Edit: I would get this for conditioning the car and battery in hot and cold weather alone.
 
I stand behind 7% dilution between now and 2020 as a reasonable guesstimate, although it could turn out to be too low or too high. I would not want to go lower between now and 2020, given the massive capital and OpEx needs over the next three years, including:
  • Finishing GF1 and 2
  • Ramping Model 3 to 500K/year by end of 2018 and then probably more
  • At least beginning construction on GFs 3, 4 and 5
  • Possibly beginning construction of addl GFs
  • Building out fast charging network, sales and service for automotive business
  • Alien Dreadnaught R&D
  • AP2/FSD R&D
  • Model Y R&D and production buildout
  • Semi R&D, production ramp
  • Buildout of entire Semi business, including fast charging, sales and service networks
  • More speculative but new music streaming service is probably first step in providing a media solution for FSD (so possible R&D or acquisition for things like video/interactive media/gaming)

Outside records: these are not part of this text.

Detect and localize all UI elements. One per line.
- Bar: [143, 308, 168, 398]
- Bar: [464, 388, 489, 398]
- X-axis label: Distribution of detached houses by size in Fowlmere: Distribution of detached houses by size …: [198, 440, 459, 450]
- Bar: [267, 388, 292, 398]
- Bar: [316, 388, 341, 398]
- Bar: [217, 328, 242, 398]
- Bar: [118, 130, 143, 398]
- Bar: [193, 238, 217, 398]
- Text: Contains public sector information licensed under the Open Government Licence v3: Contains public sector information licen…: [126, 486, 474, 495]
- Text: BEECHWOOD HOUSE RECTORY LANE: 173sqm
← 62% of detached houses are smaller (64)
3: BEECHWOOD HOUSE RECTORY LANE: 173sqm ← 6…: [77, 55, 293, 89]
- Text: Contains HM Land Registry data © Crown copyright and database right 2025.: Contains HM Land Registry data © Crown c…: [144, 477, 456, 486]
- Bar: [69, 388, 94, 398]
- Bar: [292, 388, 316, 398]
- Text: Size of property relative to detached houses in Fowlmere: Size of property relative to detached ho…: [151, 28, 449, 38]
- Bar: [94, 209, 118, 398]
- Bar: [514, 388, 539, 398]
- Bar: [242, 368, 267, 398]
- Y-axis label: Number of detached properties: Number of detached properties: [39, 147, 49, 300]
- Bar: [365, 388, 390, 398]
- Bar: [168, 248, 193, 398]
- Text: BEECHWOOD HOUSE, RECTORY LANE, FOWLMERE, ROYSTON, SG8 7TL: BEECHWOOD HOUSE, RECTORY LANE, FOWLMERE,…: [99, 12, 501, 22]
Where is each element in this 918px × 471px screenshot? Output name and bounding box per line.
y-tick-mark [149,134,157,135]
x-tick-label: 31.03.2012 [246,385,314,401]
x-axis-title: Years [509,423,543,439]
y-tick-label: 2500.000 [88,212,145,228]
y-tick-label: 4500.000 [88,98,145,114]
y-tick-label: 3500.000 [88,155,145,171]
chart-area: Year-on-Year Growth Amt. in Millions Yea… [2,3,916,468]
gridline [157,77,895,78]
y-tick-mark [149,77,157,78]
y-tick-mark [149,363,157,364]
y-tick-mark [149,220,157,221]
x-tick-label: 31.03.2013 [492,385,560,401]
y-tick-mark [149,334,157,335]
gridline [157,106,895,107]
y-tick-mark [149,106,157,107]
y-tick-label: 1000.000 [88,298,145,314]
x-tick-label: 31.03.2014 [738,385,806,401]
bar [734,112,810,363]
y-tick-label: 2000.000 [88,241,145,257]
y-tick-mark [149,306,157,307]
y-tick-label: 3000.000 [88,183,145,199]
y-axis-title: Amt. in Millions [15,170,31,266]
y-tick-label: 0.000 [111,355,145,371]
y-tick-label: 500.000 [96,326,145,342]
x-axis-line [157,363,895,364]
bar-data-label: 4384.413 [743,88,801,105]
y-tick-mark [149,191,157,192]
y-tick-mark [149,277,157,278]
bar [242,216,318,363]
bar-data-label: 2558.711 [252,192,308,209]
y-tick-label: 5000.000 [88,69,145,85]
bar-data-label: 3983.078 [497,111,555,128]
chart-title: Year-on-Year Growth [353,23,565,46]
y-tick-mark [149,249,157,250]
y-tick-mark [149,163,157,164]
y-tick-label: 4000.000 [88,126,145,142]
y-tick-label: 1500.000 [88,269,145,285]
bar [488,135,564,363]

  • Tesla Pickup R&D and production ramp
  • Solar Roof R&D, production ramp and development of sales, installation and service network
  • Development of TE sales, installation and service networks
With this ambitious agenda, I personally have no problem with dilution of 7% or even higher for the next three years.

Of course, if Tesla can get TE, Tesla Semi, Tesla Pickup, Model Y, Solar Roof and FSD up and running between now and 2020 (a very tall order), the SP could easily be a multiple of $1200, and dilution could be less than 7% afterwards since Tesla should be generating cash hand over fist. In the past 4.5 years since I first invested, the market cap has gone up 20X but the SP a "mere" 12X due to dilution. If that happens again, it wouldn't bother me one little bit!

Once Tesla becomes GAAP profitable, gets added to SP500, and becomes substantially cashflow positive from operations, towards the end of 2018, it can easily raise lots of non-dilutive debt. I'll take the under on annual 7% dilution from here on out.